Jesus once told a parable that illustrated this: Once again, the kingdom of heaven is like a net that was let down into the lake and caught all kinds of fish. When it was full, the fishermen pulled it up on the shore. Then they sat down and collected the good fish in baskets, but threw the bad away. This is how it will be at the end of the age. The angels will come and separate the wicked from the righteous and throw them into the fiery furnace, where there will be weeping and gnashing of teeth.” (Mt 13:47-50) In that simple little story, the fish were only separated out at the end and although there will be a sorting out of the good from the evil, it will happen only at the end of time.  Sadly, from our point of view, the Lord allows wicked people to continue to live and carry on doing wrong.  Peter tells us why: “He is patient with you, not wanting anyone to perish, but everyone to come to repentance.” (2 Pet 3:9)  Jesus reiterated this principle in another parable, the parable of the weeds, which he concluded by saying, “Let both grow together until the harvest. At that time I will tell the harvesters: First collect the weeds and tie them in bundles to be burned; then gather the wheat and bring it into my barn.” (Mt 13:30) i.e. we’ll sort them at the end.

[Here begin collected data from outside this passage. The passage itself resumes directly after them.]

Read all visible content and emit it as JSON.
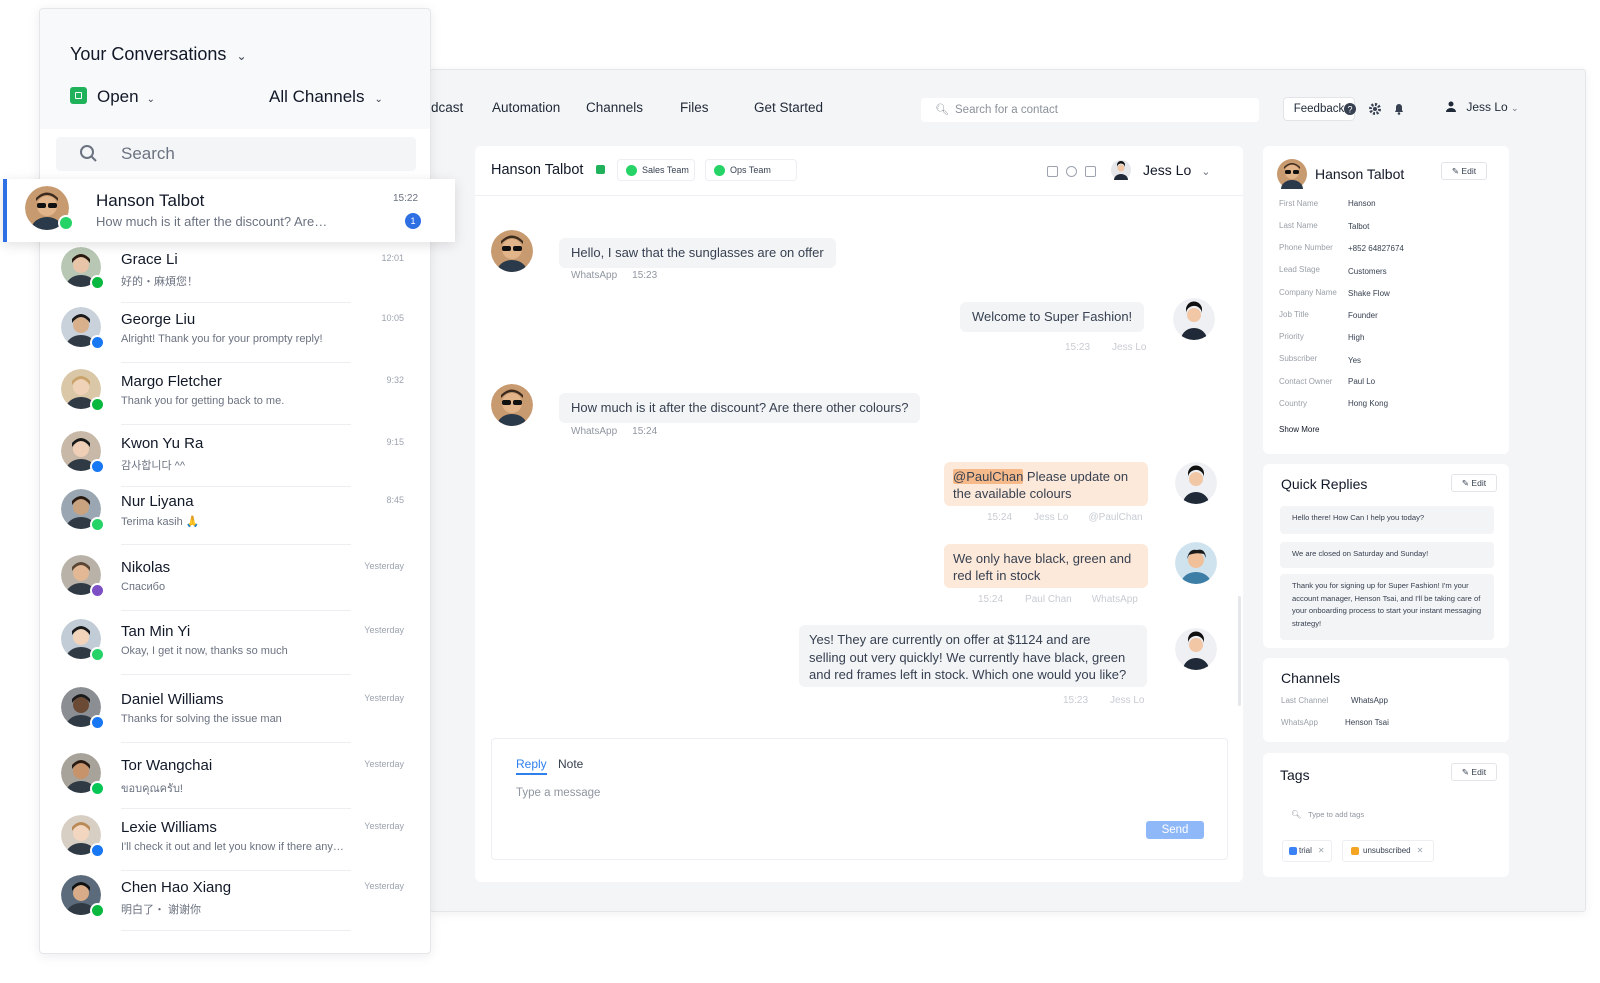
{
  "colors": {
    "accent_blue": "#2f6fe4",
    "whatsapp_green": "#25d366",
    "messenger_blue": "#1877f2",
    "viber_purple": "#7d4fc4",
    "wechat_green": "#09b83e",
    "send_button": "#8fb8f8",
    "mention_orange": "#fde9d9"
  },
  "conversations": {
    "title": "Your Conversations",
    "status_filter": "Open",
    "channel_filter": "All Channels",
    "search_placeholder": "Search",
    "active": {
      "name": "Hanson Talbot",
      "preview": "How much is it after the discount? Are…",
      "time": "15:22",
      "unread": "1",
      "channel_icon": "whatsapp-icon"
    },
    "items": [
      {
        "name": "Grace Li",
        "preview": "好的・麻煩您！",
        "time": "12:01",
        "channel_icon": "wechat-icon"
      },
      {
        "name": "George Liu",
        "preview": "Alright! Thank you for your prompty reply!",
        "time": "10:05",
        "channel_icon": "messenger-icon"
      },
      {
        "name": "Margo Fletcher",
        "preview": "Thank you for getting back to me.",
        "time": "9:32",
        "channel_icon": "wechat-icon"
      },
      {
        "name": "Kwon Yu Ra",
        "preview": "감사합니다 ^^",
        "time": "9:15",
        "channel_icon": "messenger-icon"
      },
      {
        "name": "Nur Liyana",
        "preview": "Terima kasih 🙏",
        "time": "8:45",
        "channel_icon": "whatsapp-icon"
      },
      {
        "name": "Nikolas",
        "preview": "Спасибо",
        "time": "Yesterday",
        "channel_icon": "viber-icon"
      },
      {
        "name": "Tan Min Yi",
        "preview": "Okay, I get it now, thanks so much",
        "time": "Yesterday",
        "channel_icon": "whatsapp-icon"
      },
      {
        "name": "Daniel Williams",
        "preview": "Thanks for solving the issue man",
        "time": "Yesterday",
        "channel_icon": "messenger-icon"
      },
      {
        "name": "Tor Wangchai",
        "preview": "ขอบคุณครับ!",
        "time": "Yesterday",
        "channel_icon": "line-icon"
      },
      {
        "name": "Lexie Williams",
        "preview": "I'll check it out and let you know if there any…",
        "time": "Yesterday",
        "channel_icon": "messenger-icon"
      },
      {
        "name": "Chen Hao Xiang",
        "preview": "明白了・ 谢谢你",
        "time": "Yesterday",
        "channel_icon": "wechat-icon"
      }
    ]
  },
  "topnav": {
    "items": [
      "dcast",
      "Automation",
      "Channels",
      "Files",
      "Get Started"
    ],
    "search_placeholder": "Search for a contact",
    "feedback": "Feedback",
    "user": "Jess Lo"
  },
  "chat": {
    "contact_name": "Hanson Talbot",
    "teams": [
      "Sales Team",
      "Ops Team"
    ],
    "assignee": "Jess Lo",
    "messages": [
      {
        "text": "Hello, I saw that the sunglasses are on offer",
        "channel": "WhatsApp",
        "time": "15:23"
      },
      {
        "text": "Welcome to Super Fashion!",
        "time": "15:23",
        "author": "Jess Lo"
      },
      {
        "text": "How much is it after the discount? Are there other colours?",
        "channel": "WhatsApp",
        "time": "15:24"
      },
      {
        "mention": "@PaulChan",
        "text_line1": " Please update on",
        "text_line2": "the available colours",
        "time": "15:24",
        "author": "Jess Lo",
        "mentioned": "@PaulChan"
      },
      {
        "text_line1": "We only have black, green and",
        "text_line2": "red left in stock",
        "time": "15:24",
        "author": "Paul Chan",
        "channel": "WhatsApp"
      },
      {
        "text_line1": "Yes! They are currently on offer at $1124 and are",
        "text_line2": "selling out very quickly! We currently have black, green",
        "text_line3": "and red frames left in stock. Which one would you like?",
        "time": "15:23",
        "author": "Jess Lo"
      }
    ],
    "composer": {
      "tab_reply": "Reply",
      "tab_note": "Note",
      "placeholder": "Type a message",
      "send": "Send"
    }
  },
  "contact_card": {
    "name": "Hanson Talbot",
    "edit": "Edit",
    "fields": [
      {
        "label": "First Name",
        "value": "Hanson"
      },
      {
        "label": "Last Name",
        "value": "Talbot"
      },
      {
        "label": "Phone Number",
        "value": "+852 64827674"
      },
      {
        "label": "Lead Stage",
        "value": "Customers"
      },
      {
        "label": "Company Name",
        "value": "Shake Flow"
      },
      {
        "label": "Job Title",
        "value": "Founder"
      },
      {
        "label": "Priority",
        "value": "High"
      },
      {
        "label": "Subscriber",
        "value": "Yes"
      },
      {
        "label": "Contact Owner",
        "value": "Paul Lo"
      },
      {
        "label": "Country",
        "value": "Hong Kong"
      }
    ],
    "show_more": "Show More"
  },
  "quick_replies": {
    "title": "Quick Replies",
    "edit": "Edit",
    "items": [
      "Hello there! How Can I help you today?",
      "We are closed on Saturday and Sunday!",
      "Thank you for signing up for Super Fashion! I'm your account manager, Henson Tsai, and I'll be taking care of your onboarding process to start your instant messaging strategy!"
    ]
  },
  "channels_card": {
    "title": "Channels",
    "rows": [
      {
        "label": "Last Channel",
        "value": "WhatsApp"
      },
      {
        "label": "WhatsApp",
        "value": "Henson Tsai"
      }
    ]
  },
  "tags_card": {
    "title": "Tags",
    "edit": "Edit",
    "placeholder": "Type to add tags",
    "tags": [
      {
        "label": "trial",
        "color": "#3b82f6"
      },
      {
        "label": "unsubscribed",
        "color": "#f5a524"
      }
    ]
  }
}
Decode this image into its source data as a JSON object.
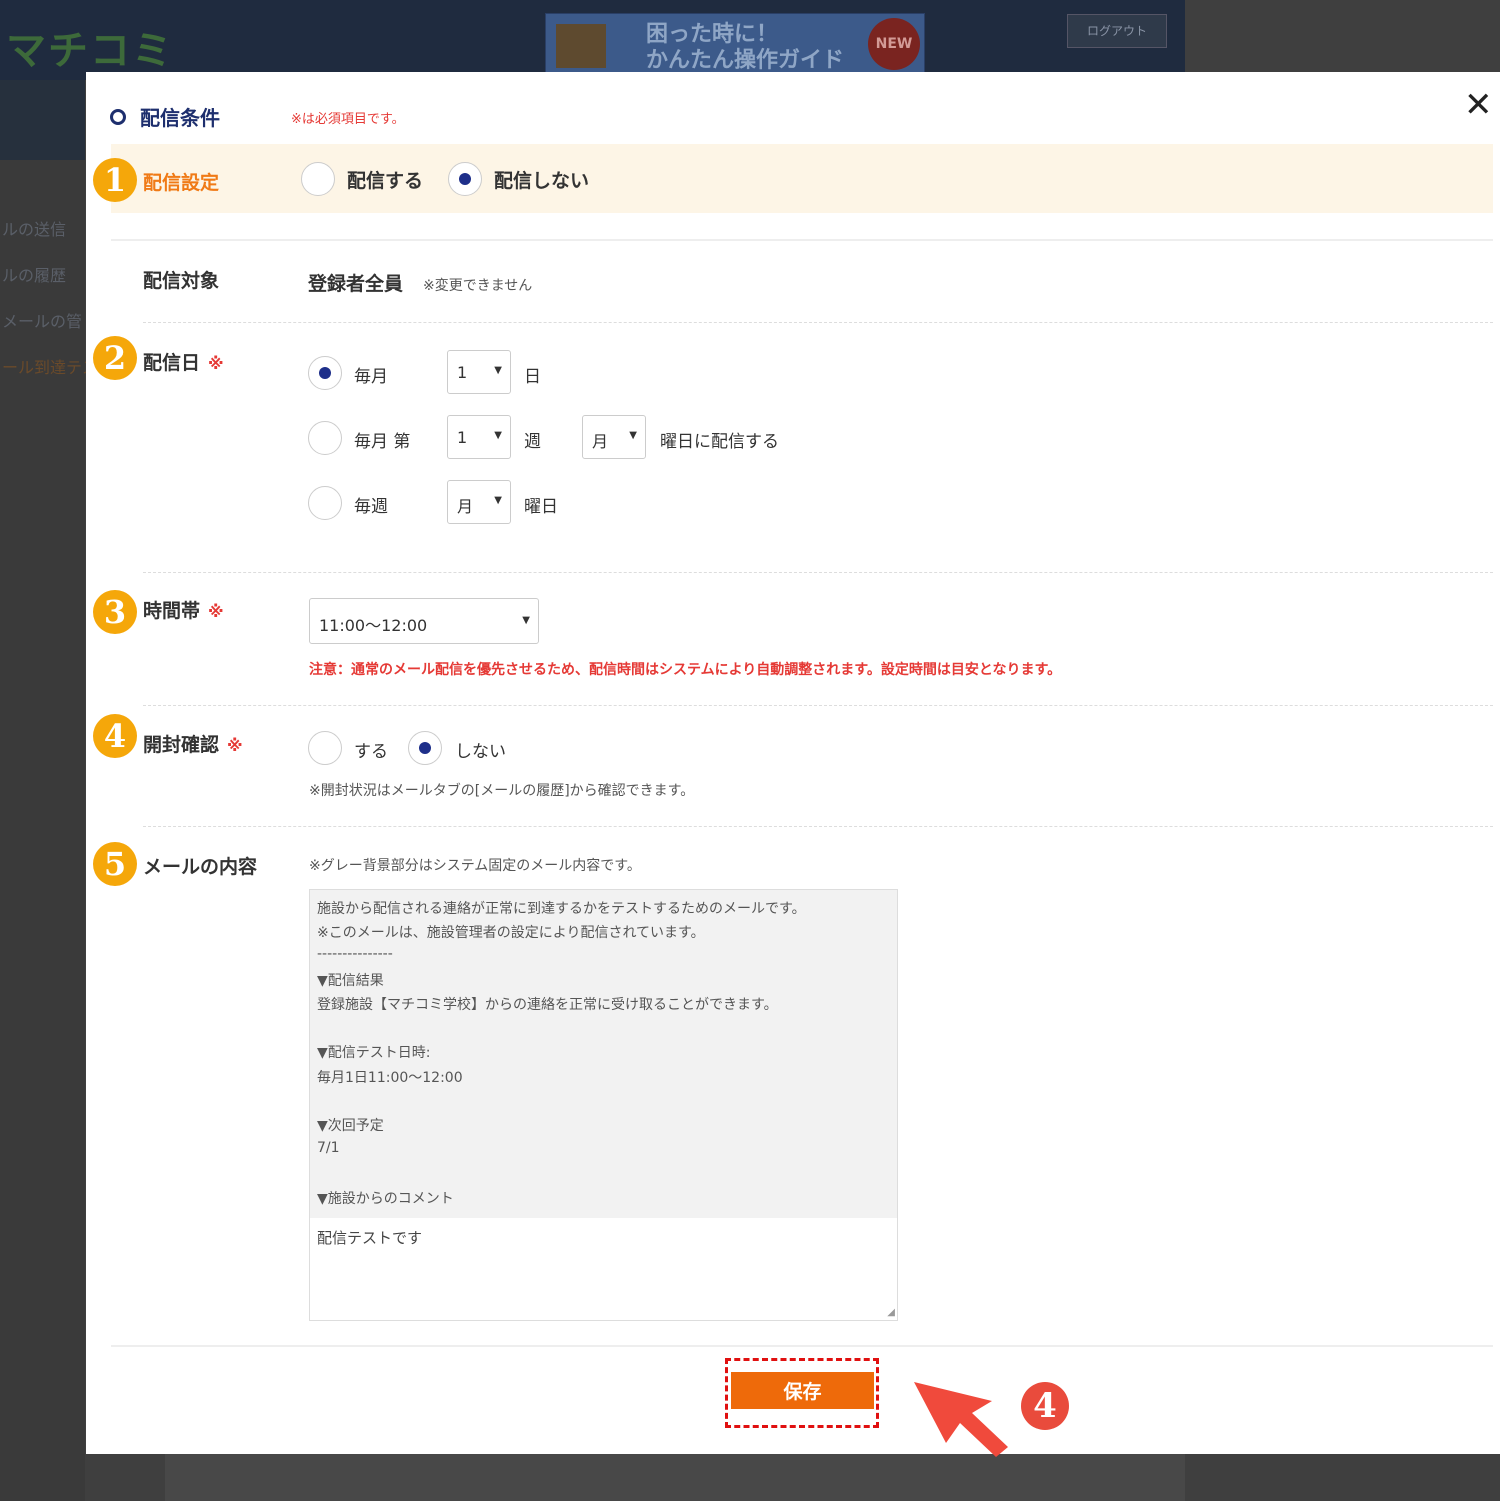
{
  "background": {
    "logo": "マチコミ",
    "banner": {
      "line1": "困った時に！",
      "line2": "かんたん操作ガイド",
      "badge": "NEW"
    },
    "logout": "ログアウト",
    "sidebar": [
      "ルの送信",
      "ルの履歴",
      "メールの管",
      "ール到達テス"
    ]
  },
  "modal": {
    "title": "配信条件",
    "required_note": "※は必須項目です。",
    "required_mark": "※",
    "sections": {
      "delivery_setting": {
        "number": "1",
        "label": "配信設定",
        "options": [
          "配信する",
          "配信しない"
        ],
        "selected": "配信しない"
      },
      "target": {
        "label": "配信対象",
        "value": "登録者全員",
        "note": "※変更できません"
      },
      "delivery_date": {
        "number": "2",
        "label": "配信日",
        "monthly": {
          "label": "毎月",
          "day": "1",
          "suffix": "日"
        },
        "monthly_week": {
          "label": "毎月 第",
          "week": "1",
          "week_suffix": "週",
          "weekday": "月",
          "suffix": "曜日に配信する"
        },
        "weekly": {
          "label": "毎週",
          "weekday": "月",
          "suffix": "曜日"
        },
        "selected": "毎月"
      },
      "time_slot": {
        "number": "3",
        "label": "時間帯",
        "value": "11:00〜12:00",
        "note": "注意：通常のメール配信を優先させるため、配信時間はシステムにより自動調整されます。設定時間は目安となります。"
      },
      "open_check": {
        "number": "4",
        "label": "開封確認",
        "options": [
          "する",
          "しない"
        ],
        "selected": "しない",
        "note": "※開封状況はメールタブの[メールの履歴]から確認できます。"
      },
      "mail_content": {
        "number": "5",
        "label": "メールの内容",
        "note": "※グレー背景部分はシステム固定のメール内容です。",
        "fixed_lines": [
          "施設から配信される連絡が正常に到達するかをテストするためのメールです。",
          "※このメールは、施設管理者の設定により配信されています。",
          "---------------",
          "▼配信結果",
          "登録施設【マチコミ学校】からの連絡を正常に受け取ることができます。",
          "",
          "▼配信テスト日時:",
          "毎月1日11:00〜12:00",
          "",
          "▼次回予定",
          "7/1",
          "",
          "▼施設からのコメント"
        ],
        "comment": "配信テストです"
      }
    },
    "save_label": "保存",
    "step_badge": "4"
  },
  "colors": {
    "accent_orange": "#ee6a0a",
    "badge_yellow": "#f5a70a",
    "required_red": "#e53935",
    "title_navy": "#1e2f6e"
  }
}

This isn’t to say that people completely get away with their wrong doing for Paul taught, “Do not be deceived: God cannot be mocked. A man reaps what he sows. The one who sows to please his sinful nature, from that nature will reap destruction.” (Gal 6:7,8).  The other side of this coin, to be thought about, is that bad does come to good people sometimes.  Again Jesus pointed this out when he was questioned: “Now there were some present at that time who told Jesus about the Galileans whose blood Pilate had mixed with their sacrifices. Jesus answered, “Do you think that these Galileans were worse sinners than all the other Galileans because they suffered this way? I tell you, no! But unless you repent, you too will all perish. Or those eighteen who died when the tower in Siloam fell on them–do you think they were more guilty than all the others living in Jerusalem? I tell you, no! But unless you repent, you too will all perish.” (Lk 13:1-5)  No, we are all sinners living in a Fallen World and sometimes things go wrong and we get affected. The answer is simply to make sure that we have come into a right relationship with God and so we can trust Him to care for us and work for us, even when things appear to go wrong (see Rom 8:28).  No Zophar, you have an incomplete picture here!